Ha. And they say he wasn’t like a male at all. And they treated his confession and honesty as a joke.

“I’m glad I didn’t get sortied to the frontline. I was feeling bitter, but now I feel fortunate. We would’ve missed the chance to see BombIn otherwise,” a shemale soldier is chatting to his coworker, “and say, if there really are more violent fans who want to beat him up in public, should we help stop them?”

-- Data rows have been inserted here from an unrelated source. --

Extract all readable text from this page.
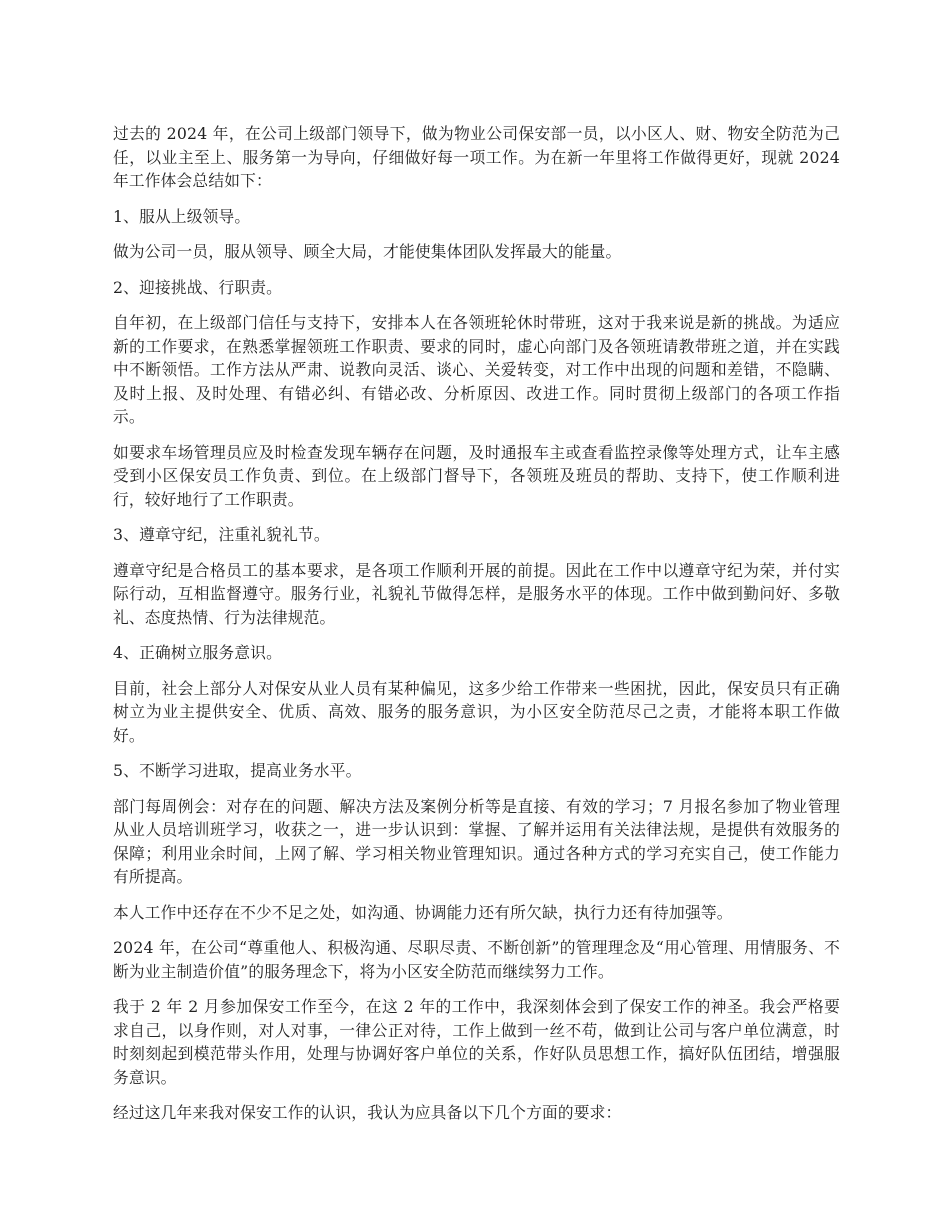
过去的 2024 年，在公司上级部门领导下，做为物业公司保安部一员，以小区人、财、物安全防范为己任，以业主至上、服务第一为导向，仔细做好每一项工作。为在新一年里将工作做得更好，现就 2024 年工作体会总结如下：

1、服从上级领导。

做为公司一员，服从领导、顾全大局，才能使集体团队发挥最大的能量。

2、迎接挑战、行职责。

自年初，在上级部门信任与支持下，安排本人在各领班轮休时带班，这对于我来说是新的挑战。为适应新的工作要求，在熟悉掌握领班工作职责、要求的同时，虚心向部门及各领班请教带班之道，并在实践中不断领悟。工作方法从严肃、说教向灵活、谈心、关爱转变，对工作中出现的问题和差错，不隐瞒、及时上报、及时处理、有错必纠、有错必改、分析原因、改进工作。同时贯彻上级部门的各项工作指示。

如要求车场管理员应及时检查发现车辆存在问题，及时通报车主或查看监控录像等处理方式，让车主感受到小区保安员工作负责、到位。在上级部门督导下，各领班及班员的帮助、支持下，使工作顺利进行，较好地行了工作职责。

3、遵章守纪，注重礼貌礼节。

遵章守纪是合格员工的基本要求，是各项工作顺利开展的前提。因此在工作中以遵章守纪为荣，并付实际行动，互相监督遵守。服务行业，礼貌礼节做得怎样，是服务水平的体现。工作中做到勤问好、多敬礼、态度热情、行为法律规范。

4、正确树立服务意识。

目前，社会上部分人对保安从业人员有某种偏见，这多少给工作带来一些困扰，因此，保安员只有正确树立为业主提供安全、优质、高效、服务的服务意识，为小区安全防范尽己之责，才能将本职工作做好。

5、不断学习进取，提高业务水平。

部门每周例会：对存在的问题、解决方法及案例分析等是直接、有效的学习；7 月报名参加了物业管理从业人员培训班学习，收获之一，进一步认识到：掌握、了解并运用有关法律法规，是提供有效服务的保障；利用业余时间，上网了解、学习相关物业管理知识。通过各种方式的学习充实自己，使工作能力有所提高。

本人工作中还存在不少不足之处，如沟通、协调能力还有所欠缺，执行力还有待加强等。

2024 年，在公司“尊重他人、积极沟通、尽职尽责、不断创新”的管理理念及“用心管理、用情服务、不断为业主制造价值”的服务理念下，将为小区安全防范而继续努力工作。

我于 2 年 2 月参加保安工作至今，在这 2 年的工作中，我深刻体会到了保安工作的神圣。我会严格要求自己，以身作则，对人对事，一律公正对待，工作上做到一丝不苟，做到让公司与客户单位满意，时时刻刻起到模范带头作用，处理与协调好客户单位的关系，作好队员思想工作，搞好队伍团结，增强服务意识。

经过这几年来我对保安工作的认识，我认为应具备以下几个方面的要求：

“The venue knows better than we do. Their security will be tight; it’s none of our worries,” his coworker shrugs, “I’ve actually taken a precious day off. Honestly, pretty much a first time ever for another shemale’s sake.”

“So are we! It’s our first time, too.”

On the other side is Xiao Ji, watching his classmates setting up this massive red banner with a blank expression, and ordering, “stay the hell away from me later.”

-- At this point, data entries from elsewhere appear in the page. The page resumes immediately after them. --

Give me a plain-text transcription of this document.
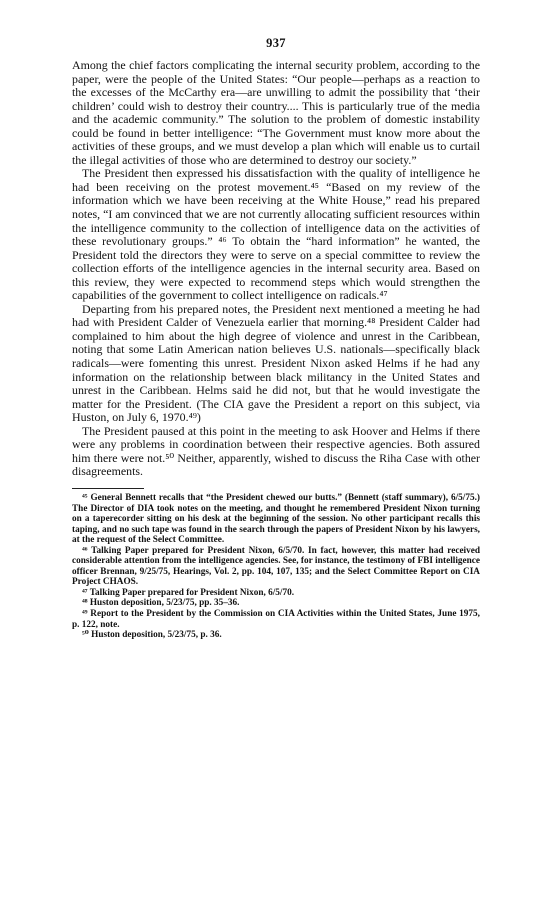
937

Among the chief factors complicating the internal security problem, according to the paper, were the people of the United States: “Our people—perhaps as a reaction to the excesses of the McCarthy era—are unwilling to admit the possibility that ‘their children’ could wish to destroy their country.... This is particularly true of the media and the academic community.” The solution to the problem of domestic instability could be found in better intelligence: “The Government must know more about the activities of these groups, and we must develop a plan which will enable us to curtail the illegal activities of those who are determined to destroy our society.”

The President then expressed his dissatisfaction with the quality of intelligence he had been receiving on the protest movement.⁴⁵ “Based on my review of the information which we have been receiving at the White House,” read his prepared notes, “I am convinced that we are not currently allocating sufficient resources within the intelligence community to the collection of intelligence data on the activities of these revolutionary groups.” ⁴⁶ To obtain the “hard information” he wanted, the President told the directors they were to serve on a special committee to review the collection efforts of the intelligence agencies in the internal security area. Based on this review, they were expected to recommend steps which would strengthen the capabilities of the government to collect intelligence on radicals.⁴⁷

Departing from his prepared notes, the President next mentioned a meeting he had had with President Calder of Venezuela earlier that morning.⁴⁸ President Calder had complained to him about the high degree of violence and unrest in the Caribbean, noting that some Latin American nation believes U.S. nationals—specifically black radicals—were fomenting this unrest. President Nixon asked Helms if he had any information on the relationship between black militancy in the United States and unrest in the Caribbean. Helms said he did not, but that he would investigate the matter for the President. (The CIA gave the President a report on this subject, via Huston, on July 6, 1970.⁴⁹)

The President paused at this point in the meeting to ask Hoover and Helms if there were any problems in coordination between their respective agencies. Both assured him there were not.⁵⁰ Neither, apparently, wished to discuss the Riha Case with other disagreements.

⁴⁵ General Bennett recalls that “the President chewed our butts.” (Bennett (staff summary), 6/5/75.) The Director of DIA took notes on the meeting, and thought he remembered President Nixon turning on a taperecorder sitting on his desk at the beginning of the session. No other participant recalls this taping, and no such tape was found in the search through the papers of President Nixon by his lawyers, at the request of the Select Committee.

⁴⁶ Talking Paper prepared for President Nixon, 6/5/70. In fact, however, this matter had received considerable attention from the intelligence agencies. See, for instance, the testimony of FBI intelligence officer Brennan, 9/25/75, Hearings, Vol. 2, pp. 104, 107, 135; and the Select Committee Report on CIA Project CHAOS.

⁴⁷ Talking Paper prepared for President Nixon, 6/5/70.

⁴⁸ Huston deposition, 5/23/75, pp. 35–36.

⁴⁹ Report to the President by the Commission on CIA Activities within the United States, June 1975, p. 122, note.

⁵⁰ Huston deposition, 5/23/75, p. 36.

“Don’t be like that, bro,” a student calls out; they already knew about Xiao Ji’s male younger brother, and now, that younger brother suddenly became the only living grade S male of this generation.

Overnight, Xiao Ji has acquired even more ‘younger brothers’ than he’d care to count.

“Bro my fucking arse. I’m not your bro!” Xiao Ji really hates all these insectoids acting too familiar with him, “and! Stay the fuck away! End of discussion!”

“Alright, alright, just leave them there. Let’s go,” He Huaijian removes Xiao Ji from the spot before he explodes, “they’ll know soon enough.”

A whole bunch of current academy enlistees are inside the large stadium that is the venue for this Readers’ Gala.

Though usually eyecatching in droves, these enlistees are completely eclipsed in attention by actual active duty members, still in their military uniforms and also having come in droves.

Of course, even they fade into obscurity on account of the number of males present.

Males! Whole groups of males! When normally it’s rare to even see a male out in public, they’ve appeared here in waves!

They’re pretty lively too, and generally look to be young. They’re more fashionable than shemales in most cases, and here, quite a few of them have cosplayed comic characters – making themselves clearly known as fans of BombIn.

“Later, on the count of three, everyone yell ‘BombIn, marry me,'” the leader of one small group of males is telling his friends, “there’s no way that damned BombIn won’t blush; make sure to take photographs for maximum meme appeal.”

“Got it!” The few males reply.

After the scheming, they can see lots of shemales staring at them all around. They flash them smiles before getting back to rehearsing for their great prank.

“… Aren’t there, like too many males here?!” A shemale is staring wide-eyed into the whole spectacle, and then spots, out of the corner of his eyes, a whole group of males in white gowns. These are quiet, not just ignoring everyone around them entirely, but not even talking amongst themselves at all.

There are so many varieties of males here, and there are already brave shemales and demis who’ve decided to go for it. Perhaps it’s thanks to their common interests, conversations aren’t difficult to start.

At least, it is much easier than usual trying to chat up a male.

And while the Readers’ Gala is about to turn into a massive mixer for lonely singles and single researchers to help prop up the birth rate of the insectoids for the next year or two, the host announces the beginning of the activities.